Photo: Capel Rugs
Contrary to popular belief, there’s still plenty of manufacturing going on here in North Carolina. And while US-based manufacturers do have to compete with lower wages and other overheads abroad, they also have a distinct advantage over their competitors.
Not only does US-based manufacturing enjoy lower transportation costs for reaching the American consumer, it is also perfectly positioned to take advantage of the fact that retailers and distributors are increasingly keeping less product in stock. This fact was highlighted in a recent article in Furniture Today, which featured the work of Capel Rugs based out of the small town of Troy, NC.

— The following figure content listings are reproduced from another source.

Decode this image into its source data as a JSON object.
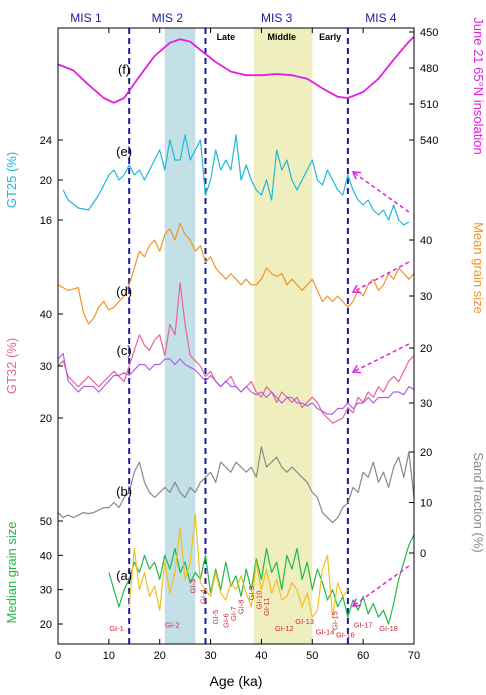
{
  "chart_data": {
    "type": "line",
    "xlabel": "Age (ka)",
    "x_ticks": [
      0,
      10,
      20,
      30,
      40,
      50,
      60,
      70
    ],
    "xlim": [
      0,
      70
    ],
    "mis_labels": [
      {
        "label": "MIS 1",
        "x": 5.5
      },
      {
        "label": "MIS 2",
        "x": 21.5
      },
      {
        "label": "MIS 3",
        "x": 43
      },
      {
        "label": "MIS 4",
        "x": 63.5
      }
    ],
    "mis_boundaries": [
      14,
      29,
      57
    ],
    "shaded_bands": [
      {
        "from": 21,
        "to": 27,
        "color": "#b7dbe0"
      },
      {
        "from": 38.5,
        "to": 50,
        "color": "#ecebb4"
      }
    ],
    "mis3_substages": [
      {
        "label": "Late",
        "x": 33
      },
      {
        "label": "Middle",
        "x": 44
      },
      {
        "label": "Early",
        "x": 53.5
      }
    ],
    "axes": {
      "insolation": {
        "label": "June 21 65°N insolation",
        "ticks": [
          450,
          480,
          510,
          540
        ],
        "color": "#e020e0"
      },
      "gt25": {
        "label": "GT25 (%)",
        "ticks": [
          16,
          20,
          24
        ],
        "color": "#1fb8dc"
      },
      "mean_grain": {
        "label": "Mean grain size",
        "ticks": [
          30,
          40
        ],
        "color": "#f0922e"
      },
      "gt32": {
        "label": "GT32 (%)",
        "ticks": [
          20,
          30,
          40
        ],
        "color": "#e8649a"
      },
      "right_20_30": {
        "ticks": [
          20,
          30
        ],
        "color": "#000"
      },
      "sand": {
        "label": "Sand fraction (%)",
        "ticks": [
          0,
          10,
          20
        ],
        "color": "#8a8a8a"
      },
      "median_grain": {
        "label": "Median grain size",
        "ticks": [
          20,
          30,
          40,
          50
        ],
        "color": "#22b84a"
      }
    },
    "series": [
      {
        "name": "(f)",
        "color": "#e020e0",
        "x": [
          0,
          3,
          6,
          9,
          11,
          13,
          16,
          19,
          22,
          24,
          26,
          28,
          31,
          34,
          37,
          40,
          43,
          46,
          49,
          52,
          55,
          57,
          60,
          63,
          66,
          69,
          70
        ],
        "y": [
          477,
          482,
          494,
          505,
          509,
          505,
          487,
          470,
          459,
          456,
          458,
          465,
          475,
          483,
          486,
          486,
          485,
          486,
          489,
          497,
          504,
          505,
          500,
          489,
          473,
          458,
          454
        ]
      },
      {
        "name": "(e)",
        "color": "#1fb8dc",
        "x": [
          1,
          2,
          4,
          6,
          8,
          9,
          10,
          11,
          12,
          13,
          14,
          15,
          16,
          17,
          18,
          19,
          20,
          21,
          22,
          23,
          24,
          25,
          26,
          27,
          28,
          29,
          30,
          31,
          32,
          33,
          34,
          35,
          36,
          37,
          38,
          39,
          40,
          41,
          42,
          43,
          44,
          45,
          46,
          47,
          48,
          49,
          50,
          51,
          52,
          53,
          54,
          55,
          56,
          57,
          58,
          59,
          60,
          61,
          62,
          63,
          64,
          65,
          66,
          67,
          68,
          69
        ],
        "y": [
          19,
          18,
          17.2,
          17,
          18.5,
          19.5,
          20.5,
          21,
          20,
          20.5,
          21.5,
          20.5,
          21,
          20,
          21,
          22,
          23,
          21,
          24,
          22,
          22,
          24.5,
          22,
          23,
          24,
          18.5,
          20,
          23,
          21,
          22,
          21,
          24.5,
          20,
          21.5,
          20,
          19,
          18.5,
          20,
          18,
          23,
          21,
          22,
          20,
          19,
          20,
          21,
          22,
          20,
          19.5,
          21,
          20,
          19,
          18.5,
          20.5,
          19,
          18,
          17.5,
          18,
          17,
          16.5,
          17,
          16,
          17.5,
          16,
          15.5,
          15.8
        ]
      },
      {
        "name": "(d)",
        "color": "#f0922e",
        "x": [
          0,
          2,
          4,
          5,
          6,
          7,
          8,
          9,
          10,
          11,
          12,
          13,
          14,
          15,
          16,
          17,
          18,
          19,
          20,
          21,
          22,
          23,
          24,
          25,
          26,
          27,
          28,
          29,
          30,
          31,
          32,
          33,
          34,
          35,
          36,
          37,
          38,
          39,
          40,
          41,
          42,
          43,
          44,
          45,
          46,
          47,
          48,
          49,
          50,
          51,
          52,
          53,
          54,
          55,
          56,
          57,
          58,
          59,
          60,
          61,
          62,
          63,
          64,
          65,
          66,
          67,
          68,
          69,
          70
        ],
        "y": [
          32,
          31,
          31.5,
          27,
          25,
          26,
          28,
          29,
          27.5,
          28,
          29,
          30,
          32,
          35,
          38,
          37,
          39,
          40,
          38,
          41,
          42,
          40,
          43,
          41,
          40,
          38,
          39,
          36,
          37,
          35,
          34,
          33,
          34,
          33,
          32,
          33,
          32,
          32,
          33,
          35,
          34,
          33.5,
          34,
          32,
          33,
          32,
          31,
          32,
          33,
          31,
          29,
          30,
          29,
          30,
          29,
          28,
          29,
          31,
          30,
          32,
          33,
          31,
          32,
          34,
          33,
          35,
          34,
          33,
          34
        ]
      },
      {
        "name": "(c) GT32",
        "color": "#e8649a",
        "x": [
          0,
          1,
          2,
          3,
          4,
          5,
          6,
          7,
          8,
          9,
          10,
          11,
          12,
          13,
          14,
          15,
          16,
          17,
          18,
          19,
          20,
          21,
          22,
          23,
          24,
          25,
          26,
          27,
          28,
          29,
          30,
          31,
          32,
          33,
          34,
          35,
          36,
          37,
          38,
          39,
          40,
          41,
          42,
          43,
          44,
          45,
          46,
          47,
          48,
          49,
          50,
          51,
          52,
          53,
          54,
          55,
          56,
          57,
          58,
          59,
          60,
          61,
          62,
          63,
          64,
          65,
          66,
          67,
          68,
          69,
          70
        ],
        "y": [
          30,
          31,
          28,
          27,
          26,
          27,
          28,
          27,
          26,
          27,
          28,
          29,
          28,
          27,
          30,
          33,
          36,
          34,
          33,
          35,
          36,
          32,
          38,
          36,
          46,
          38,
          32,
          31,
          30,
          28,
          29,
          27,
          26,
          27,
          28,
          26,
          25,
          26,
          27,
          25,
          24,
          26,
          25,
          23,
          25,
          24,
          23,
          24,
          22,
          23,
          24,
          23,
          21,
          20,
          19,
          19.5,
          20,
          22,
          21,
          24,
          23,
          25,
          24,
          26,
          25,
          27,
          28,
          27,
          29,
          31,
          32
        ]
      },
      {
        "name": "(c) right",
        "color": "#b05ee8",
        "x": [
          0,
          1,
          2,
          3,
          4,
          5,
          6,
          7,
          8,
          9,
          10,
          11,
          12,
          13,
          14,
          15,
          16,
          17,
          18,
          19,
          20,
          21,
          22,
          23,
          24,
          25,
          26,
          27,
          28,
          29,
          30,
          31,
          32,
          33,
          34,
          35,
          36,
          37,
          38,
          39,
          40,
          41,
          42,
          43,
          44,
          45,
          46,
          47,
          48,
          49,
          50,
          51,
          52,
          53,
          54,
          55,
          56,
          57,
          58,
          59,
          60,
          61,
          62,
          63,
          64,
          65,
          66,
          67,
          68,
          69,
          70
        ],
        "y": [
          22,
          21,
          26,
          27,
          28,
          27,
          27,
          27,
          28,
          27,
          26,
          25,
          25,
          24.5,
          25,
          24,
          23,
          23,
          24,
          23,
          23,
          22,
          22,
          23,
          22,
          23,
          23.5,
          24,
          25,
          26,
          25,
          26,
          27,
          26,
          27,
          27,
          28,
          27,
          28,
          28.5,
          28,
          29,
          28,
          29,
          30,
          29,
          29,
          30,
          30,
          30.5,
          30,
          31,
          31.5,
          32,
          32,
          31,
          31,
          30,
          31,
          30,
          30,
          29,
          30,
          29,
          29,
          29,
          28,
          28,
          28.5,
          27,
          27.5
        ]
      },
      {
        "name": "(b)",
        "color": "#8a8a8a",
        "x": [
          0,
          1,
          2,
          3,
          4,
          5,
          6,
          7,
          8,
          9,
          10,
          11,
          12,
          13,
          14,
          15,
          16,
          17,
          18,
          19,
          20,
          21,
          22,
          23,
          24,
          25,
          26,
          27,
          28,
          29,
          30,
          31,
          32,
          33,
          34,
          35,
          36,
          37,
          38,
          39,
          40,
          41,
          42,
          43,
          44,
          45,
          46,
          47,
          48,
          49,
          50,
          51,
          52,
          53,
          54,
          55,
          56,
          57,
          58,
          59,
          60,
          61,
          62,
          63,
          64,
          65,
          66,
          67,
          68,
          69,
          70
        ],
        "y": [
          8,
          7,
          7.5,
          7,
          7.5,
          8,
          7.8,
          8,
          8.5,
          9,
          9,
          10,
          9,
          11,
          12,
          16,
          18,
          14,
          12,
          11,
          12,
          13,
          12,
          14,
          12,
          11,
          13,
          12,
          14,
          15,
          16,
          14,
          18,
          17,
          16,
          18,
          17,
          16,
          17,
          15,
          21,
          17,
          18,
          19,
          17,
          16,
          17,
          16,
          15,
          14,
          12,
          11,
          8,
          7,
          6,
          7,
          9,
          10,
          13,
          12,
          16,
          15,
          18,
          14,
          16,
          13,
          17,
          19,
          15,
          20,
          11
        ]
      },
      {
        "name": "(a) median",
        "color": "#22b84a",
        "x": [
          10,
          11,
          12,
          13,
          14,
          15,
          16,
          17,
          18,
          19,
          20,
          21,
          22,
          23,
          24,
          25,
          26,
          27,
          28,
          29,
          30,
          31,
          32,
          33,
          34,
          35,
          36,
          37,
          38,
          39,
          40,
          41,
          42,
          43,
          44,
          45,
          46,
          47,
          48,
          49,
          50,
          51,
          52,
          53,
          54,
          55,
          56,
          57,
          58,
          59,
          60,
          61,
          62,
          63,
          64,
          65,
          66,
          67,
          68,
          69,
          70
        ],
        "y": [
          35,
          30,
          25,
          30,
          33,
          38,
          35,
          40,
          36,
          38,
          33,
          40,
          36,
          42,
          35,
          38,
          32,
          35,
          33,
          40,
          29,
          36,
          30,
          38,
          31,
          34,
          28,
          36,
          30,
          39,
          33,
          42,
          35,
          38,
          30,
          40,
          36,
          42,
          33,
          38,
          30,
          36,
          32,
          27,
          30,
          25,
          28,
          22,
          27,
          24,
          28,
          23,
          26,
          22,
          24,
          20,
          26,
          33,
          38,
          43,
          46
        ]
      },
      {
        "name": "(a) yellow",
        "color": "#f0c020",
        "x": [
          14,
          15,
          16,
          17,
          18,
          19,
          20,
          21,
          22,
          23,
          24,
          25,
          26,
          27,
          28,
          29,
          30,
          31,
          32,
          33,
          34,
          35,
          36,
          37,
          38,
          39,
          40,
          41,
          42,
          43,
          44,
          45,
          46,
          47,
          48,
          49,
          50,
          51,
          52,
          53,
          54,
          55,
          56,
          57
        ],
        "y": [
          25,
          42,
          30,
          35,
          28,
          31,
          24,
          38,
          29,
          35,
          48,
          33,
          38,
          52,
          32,
          30,
          28,
          35,
          29,
          27,
          32,
          30,
          34,
          29,
          25,
          38,
          30,
          36,
          29,
          33,
          27,
          28,
          32,
          30,
          25,
          29,
          22,
          24,
          36,
          40,
          22,
          32,
          28,
          30
        ]
      }
    ],
    "gi_labels": [
      {
        "label": "GI-1",
        "x": 11.5,
        "y": 18
      },
      {
        "label": "GI-2",
        "x": 22.5,
        "y": 19
      },
      {
        "label": "GI-3",
        "x": 27,
        "y": 31
      },
      {
        "label": "GI-4",
        "x": 29,
        "y": 28
      },
      {
        "label": "GI-5",
        "x": 31.5,
        "y": 22
      },
      {
        "label": "GI-6",
        "x": 33.5,
        "y": 21
      },
      {
        "label": "GI-7",
        "x": 35,
        "y": 23
      },
      {
        "label": "GI-8",
        "x": 36.5,
        "y": 25
      },
      {
        "label": "GI-9",
        "x": 38.5,
        "y": 29
      },
      {
        "label": "GI-10",
        "x": 40,
        "y": 27
      },
      {
        "label": "GI-11",
        "x": 41.5,
        "y": 25
      },
      {
        "label": "GI-12",
        "x": 44.5,
        "y": 18
      },
      {
        "label": "GI-13",
        "x": 48.5,
        "y": 20
      },
      {
        "label": "GI-14",
        "x": 52.5,
        "y": 17
      },
      {
        "label": "GI-15",
        "x": 55,
        "y": 21
      },
      {
        "label": "GI-16",
        "x": 56.5,
        "y": 16
      },
      {
        "label": "GI-17",
        "x": 60,
        "y": 19
      },
      {
        "label": "GI-18",
        "x": 65,
        "y": 18
      }
    ]
  }
}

In the article, VP of Sales Allen Robertson shares the story of a last minute order which demonstrates the nimbleness that US-based firms can leverage:
A few years back, Robertson received a call on a Wednesday from a customer in Hilton Head, S.C., who forgot to order a braided rug as part of a $100,000 installation project he was working on. The customer asked Robertson if it would be possible to have a rug sent by that Friday.

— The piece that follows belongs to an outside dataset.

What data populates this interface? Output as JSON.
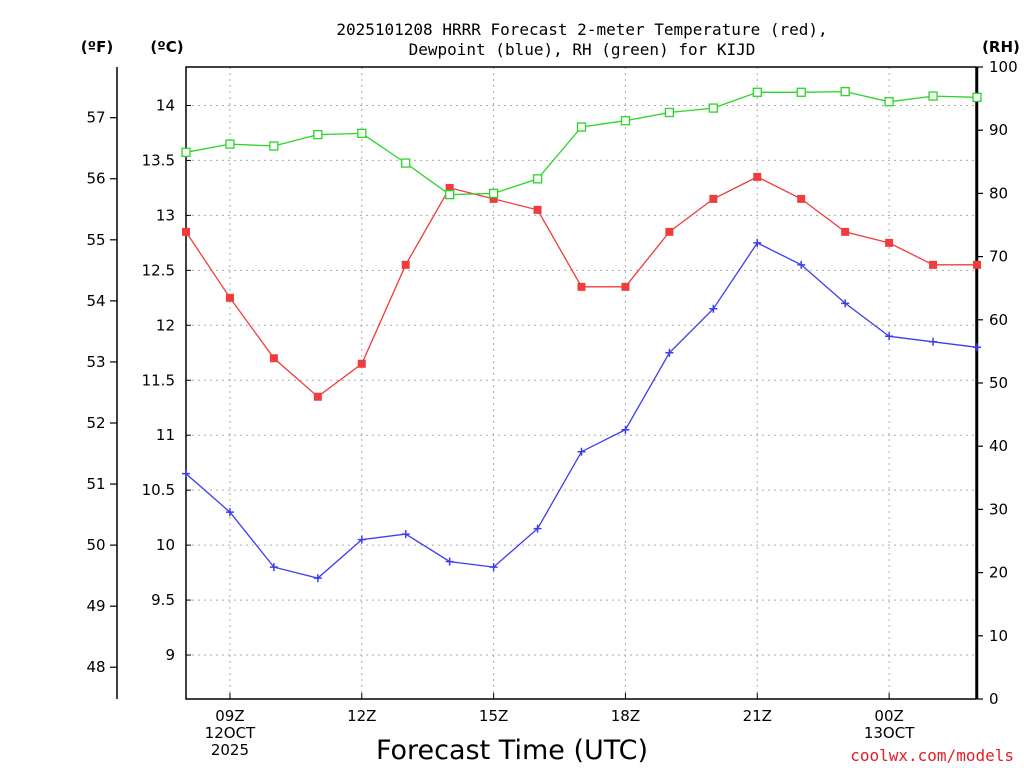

“It was about 2:00 in the afternoon so I ran to the plant and asked if we could make an 8 by 11 rug and still get it to UPS today,” Robertson recalled. “We shipped it and it went to Hilton Head. The guy called me at 2:00 the next afternoon and said, ‘Cancel the order, apparently we had ordered it.’ He didn’t realize we did it and shipped it. We do have some service advantages.”
Given rising labor costs in many emerging markets and the volatility of transportation costs, there’s much to be said for agile manufacturing which remains close to its markets. As technologies improve in various industries, from print-on-demand to 3D printing, we may well see a revival of smaller-scale distributed manufacturing across the world. Those NC manufacturing businesses which were able to weather the storm of recent globalization are well placed to take advantage of this emerging paradigm.
The Made In America branding advantages, not to mention a story of heritage and continuity, may just be icing on the cake.